Was auch immer geschehen wird, es ist ziemlich wahrscheinlich, dass die US-Wirtschaft noch eine ganze Weile auf der Stelle treten wird oder, noch schlimmer, direkt in die Rezession abtaucht. Und da der US-Kongress praktisch handlungsunfähig ist, während sich die US-Wirtschaft immer stärker dem sogenannten „finanzpolitischem Kliff“ annähert – also Steuererhöhungen bei gleichzeitigen Haushaltseinschnitten –, stellt die US-Notenbank in der Tat die letzte Verteidigungslinie dar, um einen katastrophalen Wirtschaftskollaps zu vermeiden.
Egal ob die US-Notenbank in den kommenden Tagen weitere Wirtschaftsbelebungsmaßnahmen verkünden wird oder nicht, die US-Wirtschaft ist auf alle Fälle mit einer Phase der Stagnation und einem rezessionsähnlichem Umfeld konfrontiert … und letztlich einer anhaltenden Periode immer stärker ausfallender geldpolitischer Maßnahmen ausgesetzt, die den Goldpreis bedeutend in die Höhe treiben werden.
Höhere Goldpreise sind aber nicht allein ein geldpolitisches Phänomen oder ausschließlich auf die wirtschaftlichen Aussichten der US-Wirtschaft zurückzuführen. Es gibt noch eine Reihe weiterer Faktoren und Einflusskräfte, die in den kommenden Jahren ihren Beitrag zu einem höheren Goldpreis leisten werden. Wir haben uns dieser einzelnen Aspekte in der Vergangenheit bereits im Detail angenommen und werden dazu auch künftig noch einiges zu sagen haben.

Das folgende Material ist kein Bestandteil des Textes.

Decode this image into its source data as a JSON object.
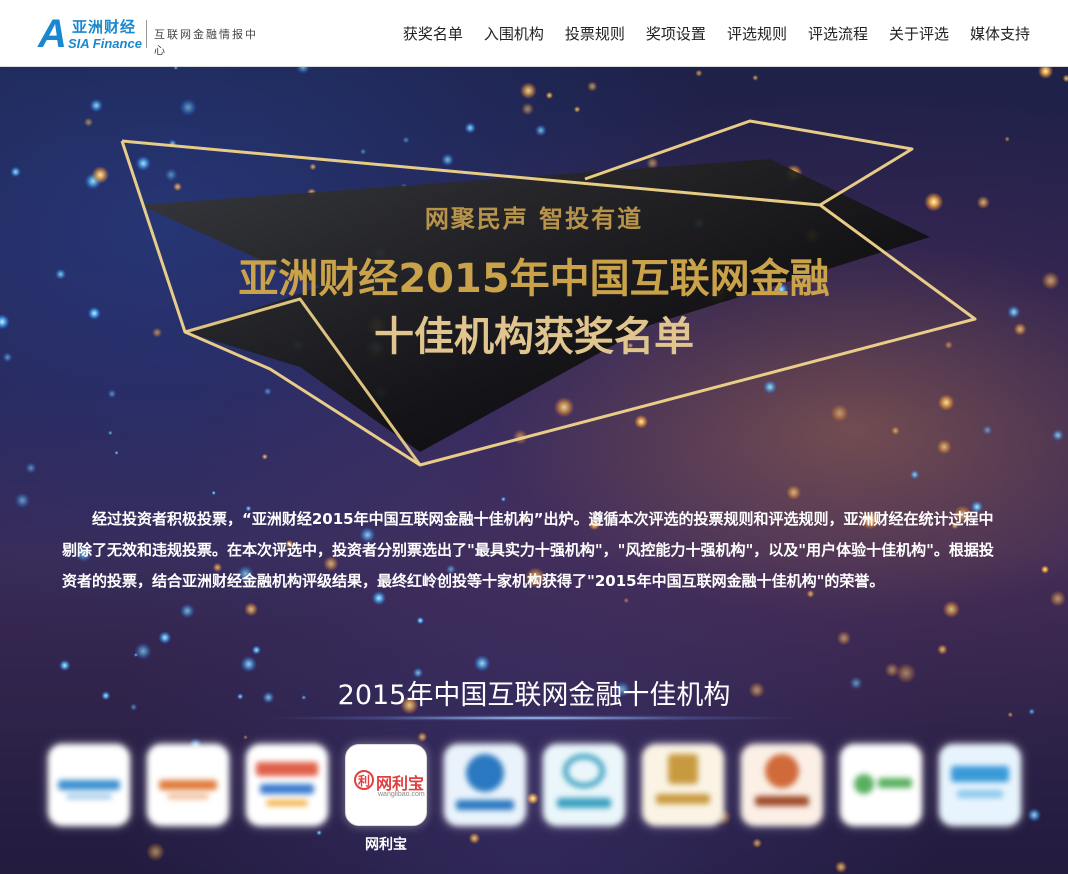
{
  "header": {
    "logo": {
      "mark": "A",
      "name_cn": "亚洲财经",
      "name_en": "SIA Finance",
      "tagline": "互联网金融情报中心"
    },
    "nav": [
      "获奖名单",
      "入围机构",
      "投票规则",
      "奖项设置",
      "评选规则",
      "评选流程",
      "关于评选",
      "媒体支持"
    ]
  },
  "hero": {
    "slogan": "网聚民声  智投有道",
    "title_line1": "亚洲财经2015年中国互联网金融",
    "title_line2": "十佳机构获奖名单",
    "intro": "经过投资者积极投票，“亚洲财经2015年中国互联网金融十佳机构”出炉。遵循本次评选的投票规则和评选规则，亚洲财经在统计过程中剔除了无效和违规投票。在本次评选中，投资者分别票选出了\"最具实力十强机构\"，\"风控能力十强机构\"，以及\"用户体验十佳机构\"。根据投资者的投票，结合亚洲财经金融机构评级结果，最终红岭创投等十家机构获得了\"2015年中国互联网金融十佳机构\"的荣誉。"
  },
  "awards": {
    "section_title": "2015年中国互联网金融十佳机构",
    "tiles": [
      {
        "name": "",
        "icon": "blurred-logo",
        "color": "#3a8fd0"
      },
      {
        "name": "",
        "icon": "blurred-logo",
        "color": "#e07a3a"
      },
      {
        "name": "",
        "icon": "blurred-logo",
        "color": "#e0604a"
      },
      {
        "name": "网利宝",
        "icon": "wanglibao-logo",
        "logo_text": "网利宝",
        "logo_glyph": "利",
        "logo_sub": "wanglibao.com",
        "color": "#e04040"
      },
      {
        "name": "",
        "icon": "blurred-logo",
        "color": "#2a78c0"
      },
      {
        "name": "",
        "icon": "blurred-logo",
        "color": "#3aa0c0"
      },
      {
        "name": "",
        "icon": "blurred-logo",
        "color": "#c89a40"
      },
      {
        "name": "",
        "icon": "blurred-logo",
        "color": "#d06a3a"
      },
      {
        "name": "",
        "icon": "blurred-logo",
        "color": "#5ab060"
      },
      {
        "name": "",
        "icon": "blurred-logo",
        "color": "#3a9ad8"
      }
    ]
  },
  "colors": {
    "brand": "#1a88cf",
    "gold": "#c9a24a",
    "accent_red": "#e04040"
  }
}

Kurz gesagt gehören hierzu:
- Das langfristige Wachstum der Schmuck- und Investmentnachfrage in China, Indien und weiteren goldfreundlichen asiatischen Ländern – selbst wenn das Wirtschaftswachstum in diesen Wirtschaften zurückgehen sollte … und ungeachtet der kurzfristigen Widerstände gegenüber einem höheren Goldpreis, wie sie jüngst in Indien beobachtet werden konnten.
- Die zunehmende Marktpartizipation und Goldeigentümerschaft von US-amerikanischen und europäischen Privatinvestoren und institutionellen Investoren, da sich immer mehr Sparer und Investoren der Vorteile von Gold gewahr werden.
- Die anhaltenden weltweiten Käufe des Staatssektors – also die Goldkäufe von Zentralbanken, die in Gold unterinvestiert sind (hier vor allem China und Russland), enorme US-Dollarüberschüsse halten und nicht mehr länger gewillt sind, in Euro denominierte Wertpapiere anzuhäufen.
- Weitere geldpolitische Belebungsmaßnahmen durch die Europäischen Zentralbank, da sich die Rezession in Europa weiter verschlimmert und wahrscheinlich ein oder mehrere Länder der Eurozonen-Peripherie, die nicht in der Lage sind, die gesellschaftlichen und politischen Konsequenzen harter Austeritätsmaßnahmen durchzustehen, aus der europäischen Einheitswährung aussteigen werden.